6.3. List Comprehensions (Advanced for loop shortcut) :
A powerful and concise way to create lists based on existing iterables, often replacing simple for loops.
Syntax :
Mapping: [expression for item in iterable]
Filtering: [expression for item in iterable if condition]
# Traditional loop to square numbers
squares_loop = []
for i in range(5):
squares_loop.append(i**2)
print(f"Squares (loop): {squares_loop}") # Output: [0, 1, 4, 9, 16]
# List comprehension for squares
squares_comp = [i**2 for i in range(5)]
print(f"Squares (comprehension): {squares_comp}") # Output: [0, 1, 4, 9, 16]
# Filtering even numbers
even_numbers = [num for num in range(10) if num % 2 == 0]
print(f"Even numbers: {even_numbers}") # Output: [0, 2, 4, 6, 8]
6.4. Dictionary and Set Comprehensions :
Similar to list comprehensions, for creating dictionaries and sets.

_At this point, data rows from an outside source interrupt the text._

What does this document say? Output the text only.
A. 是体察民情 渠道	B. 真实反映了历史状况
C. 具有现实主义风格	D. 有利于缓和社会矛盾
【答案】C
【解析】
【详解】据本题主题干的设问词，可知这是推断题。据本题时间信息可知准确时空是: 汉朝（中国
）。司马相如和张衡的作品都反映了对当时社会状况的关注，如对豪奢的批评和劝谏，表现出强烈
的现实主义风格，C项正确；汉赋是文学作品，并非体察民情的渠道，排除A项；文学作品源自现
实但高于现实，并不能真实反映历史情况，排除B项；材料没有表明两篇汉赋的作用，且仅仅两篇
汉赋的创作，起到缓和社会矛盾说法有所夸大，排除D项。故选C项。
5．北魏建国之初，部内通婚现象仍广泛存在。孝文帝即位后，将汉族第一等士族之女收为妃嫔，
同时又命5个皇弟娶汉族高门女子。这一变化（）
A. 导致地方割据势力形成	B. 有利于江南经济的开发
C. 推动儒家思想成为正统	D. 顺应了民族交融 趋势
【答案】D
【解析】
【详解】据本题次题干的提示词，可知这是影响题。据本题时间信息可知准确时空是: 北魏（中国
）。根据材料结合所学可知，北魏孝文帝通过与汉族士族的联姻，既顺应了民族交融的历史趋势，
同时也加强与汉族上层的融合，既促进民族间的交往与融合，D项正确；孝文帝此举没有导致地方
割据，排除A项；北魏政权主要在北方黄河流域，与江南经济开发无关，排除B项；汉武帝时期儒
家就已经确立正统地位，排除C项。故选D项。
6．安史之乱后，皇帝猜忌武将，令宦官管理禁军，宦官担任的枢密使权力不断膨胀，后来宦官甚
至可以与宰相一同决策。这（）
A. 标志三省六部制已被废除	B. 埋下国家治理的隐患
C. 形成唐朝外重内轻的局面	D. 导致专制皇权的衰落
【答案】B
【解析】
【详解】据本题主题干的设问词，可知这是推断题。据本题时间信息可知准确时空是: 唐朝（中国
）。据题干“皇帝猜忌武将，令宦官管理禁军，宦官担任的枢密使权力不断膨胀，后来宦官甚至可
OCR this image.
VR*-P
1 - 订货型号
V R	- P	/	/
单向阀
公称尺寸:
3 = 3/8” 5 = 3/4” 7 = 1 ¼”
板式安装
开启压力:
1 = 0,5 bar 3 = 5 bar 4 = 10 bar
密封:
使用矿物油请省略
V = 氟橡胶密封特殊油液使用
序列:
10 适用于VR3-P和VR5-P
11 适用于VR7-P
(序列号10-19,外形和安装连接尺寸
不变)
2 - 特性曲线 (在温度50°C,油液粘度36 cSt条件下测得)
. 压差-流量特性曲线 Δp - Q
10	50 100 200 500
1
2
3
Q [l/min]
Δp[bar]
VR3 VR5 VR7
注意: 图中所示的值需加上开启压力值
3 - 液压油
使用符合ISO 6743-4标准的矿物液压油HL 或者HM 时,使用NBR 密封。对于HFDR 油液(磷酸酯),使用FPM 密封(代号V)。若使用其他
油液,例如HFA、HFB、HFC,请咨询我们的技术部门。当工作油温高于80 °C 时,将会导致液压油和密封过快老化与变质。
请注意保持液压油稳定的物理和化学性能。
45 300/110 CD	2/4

# Dictionary comprehension
word = "hello"
char_counts = {char: word.count(char) for char in set(word)}
print(f"Character counts: {char_counts}") # Output: {'e': 1, 'o': 1, 'l': 2, 'h': 1}
# Set comprehension
unique_squares = {x**2 for x in [1, 2, 2, 3, 4, 4, 5]}
print(f"Unique squares: {unique_squares}") # Output: {1, 4, 9, 16, 25}
6.5. Generator Expressions (Lazy Evaluation) :
Similar to list comprehensions but use parentheses ( ) instead of square brackets [ ]. They create
generators, which are iterators that produce values one at a time on demand (lazy evaluation),
saving memory for large datasets.
# List comprehension (creates entire list in memory)
list_of_squares = [x*x for x in range(1000000)]
# Generator expression (creates values on the fly)
gen_of_squares = (x*x for x in range(1000000))
# You can iterate over a generator
for sq in gen_of_squares:
# process sq
if sq > 100:
break
When to choose for vs. while?
for loop: Use when you know in advance how many times you need to loop, or when you need to
iterate over a collection of items (lists, strings, ranges, etc.). It's ideal for definite iteration.
while loop: Use when the number of iterations is unknown and depends on a condition being met.
It's ideal for indefinite iteration, such as waiting for user input, reading from a file
until an end-of-file marker is reached, or simulating a game loop.
Common Pitfalls :
Infinite Loops: Always ensure your while loop condition eventually becomes False.
Modifying a list while iterating over it: This can lead to unexpected behavior.
If you need to modify a list, it's often safer to iterate over a copy or build a new list.
my_list = [1, 2, 3, 4]
# DON'T DO THIS without careful consideration!
# for item in my_list:
# if item == 2:
# my_list.remove(item) # Modifies list during iteration!
# Output might be [1, 3, 4] but often skips items.
# Instead, create a new list or iterate over a copy:
new_list = [item for item in my_list if item != 2]
# Or:
# for item in list(my_list): # Iterate over a copy
Off-by-one errors with range( ) or while conditions: Carefully check your start, stop, and step values
in range( ), and boundary conditions in while
loops ( <= vs < ).
Incorrect Indentation: Python relies heavily on indentation to define code blocks.
Incorrect indentation will cause IndentationError or logical errors.